Questa la distinzione principale tra le due classi dei diritti:
a. per i diritti relativi, il titolare può pretendere il rispetto solo nei confronti del proprio debitore,
b. per i diritti assoluti, come la proprietà o i diritti reali, il titolare può far valere la sua pretesa nei confronti di chiunque.
Questa regola generale trova una deroga eccezionale nei diritti personali di godimento.
Se un bene è stato concesso in comodato o in locazione, rimane liberamente cedibile e quindi può essere venduto.
Ma quale sarà la sorte dei contratti in caso di vendita?
Recita l’art. 1599 cc che il titolare di un contratto di locazione, ovvero il conduttore, può far valere il suo diritto anche nei confronti del nuovo proprietario del bene al quale sia stato trasferito.
In termini tecnici si afferma che il contratto di locazione è opponibile all’acquirente di un bene se ha data certa anteriore all’alienazione.

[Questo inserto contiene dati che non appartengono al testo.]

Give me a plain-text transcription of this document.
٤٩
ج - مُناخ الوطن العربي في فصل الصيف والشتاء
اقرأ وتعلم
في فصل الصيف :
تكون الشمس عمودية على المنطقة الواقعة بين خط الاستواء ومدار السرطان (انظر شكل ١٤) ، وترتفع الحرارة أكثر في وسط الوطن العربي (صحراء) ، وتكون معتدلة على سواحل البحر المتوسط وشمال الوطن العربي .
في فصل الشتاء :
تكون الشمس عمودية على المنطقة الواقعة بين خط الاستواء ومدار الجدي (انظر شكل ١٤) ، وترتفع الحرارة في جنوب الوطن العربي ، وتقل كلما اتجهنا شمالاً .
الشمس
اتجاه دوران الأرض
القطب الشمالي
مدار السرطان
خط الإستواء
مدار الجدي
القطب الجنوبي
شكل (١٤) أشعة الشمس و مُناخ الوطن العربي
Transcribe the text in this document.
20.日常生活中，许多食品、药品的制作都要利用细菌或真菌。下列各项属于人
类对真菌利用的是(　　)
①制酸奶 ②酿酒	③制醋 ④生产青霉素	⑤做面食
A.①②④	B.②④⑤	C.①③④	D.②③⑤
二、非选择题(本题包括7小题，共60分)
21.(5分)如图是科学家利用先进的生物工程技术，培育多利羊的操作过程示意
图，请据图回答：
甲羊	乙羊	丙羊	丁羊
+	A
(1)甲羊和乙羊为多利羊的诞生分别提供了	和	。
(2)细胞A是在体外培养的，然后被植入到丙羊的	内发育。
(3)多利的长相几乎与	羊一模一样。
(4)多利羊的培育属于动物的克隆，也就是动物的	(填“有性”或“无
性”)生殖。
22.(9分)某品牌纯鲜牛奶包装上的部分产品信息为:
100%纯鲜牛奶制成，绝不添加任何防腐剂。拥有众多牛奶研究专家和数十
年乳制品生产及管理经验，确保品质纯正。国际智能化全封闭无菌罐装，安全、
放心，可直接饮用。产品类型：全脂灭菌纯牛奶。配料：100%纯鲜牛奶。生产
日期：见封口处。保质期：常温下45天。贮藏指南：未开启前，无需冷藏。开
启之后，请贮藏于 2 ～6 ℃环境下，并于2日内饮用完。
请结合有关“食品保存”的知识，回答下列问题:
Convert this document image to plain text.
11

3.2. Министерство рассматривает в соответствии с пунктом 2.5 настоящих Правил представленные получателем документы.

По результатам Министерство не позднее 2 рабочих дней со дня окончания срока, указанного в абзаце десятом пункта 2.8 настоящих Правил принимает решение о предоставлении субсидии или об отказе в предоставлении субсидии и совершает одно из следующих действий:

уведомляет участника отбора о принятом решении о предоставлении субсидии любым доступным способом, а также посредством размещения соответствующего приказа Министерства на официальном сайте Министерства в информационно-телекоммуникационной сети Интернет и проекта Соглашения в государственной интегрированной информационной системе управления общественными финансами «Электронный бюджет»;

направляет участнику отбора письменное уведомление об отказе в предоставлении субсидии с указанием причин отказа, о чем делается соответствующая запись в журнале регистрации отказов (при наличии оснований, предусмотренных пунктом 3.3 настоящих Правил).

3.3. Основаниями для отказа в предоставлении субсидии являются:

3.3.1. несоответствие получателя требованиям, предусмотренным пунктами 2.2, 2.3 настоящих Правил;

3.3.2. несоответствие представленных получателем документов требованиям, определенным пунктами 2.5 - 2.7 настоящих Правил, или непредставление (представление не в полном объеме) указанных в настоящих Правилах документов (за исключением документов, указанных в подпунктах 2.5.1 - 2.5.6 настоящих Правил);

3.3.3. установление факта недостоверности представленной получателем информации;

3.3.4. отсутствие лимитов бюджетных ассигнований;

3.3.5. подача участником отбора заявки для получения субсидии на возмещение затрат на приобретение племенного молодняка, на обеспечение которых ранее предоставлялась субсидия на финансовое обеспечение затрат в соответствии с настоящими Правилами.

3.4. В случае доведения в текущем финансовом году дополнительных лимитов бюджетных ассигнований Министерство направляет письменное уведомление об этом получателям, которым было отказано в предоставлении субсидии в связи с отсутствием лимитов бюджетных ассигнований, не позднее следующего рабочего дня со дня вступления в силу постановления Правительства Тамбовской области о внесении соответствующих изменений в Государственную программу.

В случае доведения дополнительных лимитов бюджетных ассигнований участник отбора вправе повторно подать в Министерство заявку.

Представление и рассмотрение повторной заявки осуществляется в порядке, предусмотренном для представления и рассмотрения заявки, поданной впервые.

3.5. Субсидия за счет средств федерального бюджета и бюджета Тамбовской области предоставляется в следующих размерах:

La norma tutela ad esempio l’inquilino di una locazione abitativa consentendogli di far valere il suo contratto anche nei confronti di un soggetto diverso da colui che si è obbligato nei suoi confronti.
Diversa è invece la regola per il contratto di comodato, anche nel caso in cui sia prevista una durata.
In tal caso il diritto del titolare di fruire del bene, in quanto diritto relativo, non potrebbe essere opposto al nuovo proprietario, non valendo la deroga eccezionale prevista dall’art. 1599 cc per la locazione.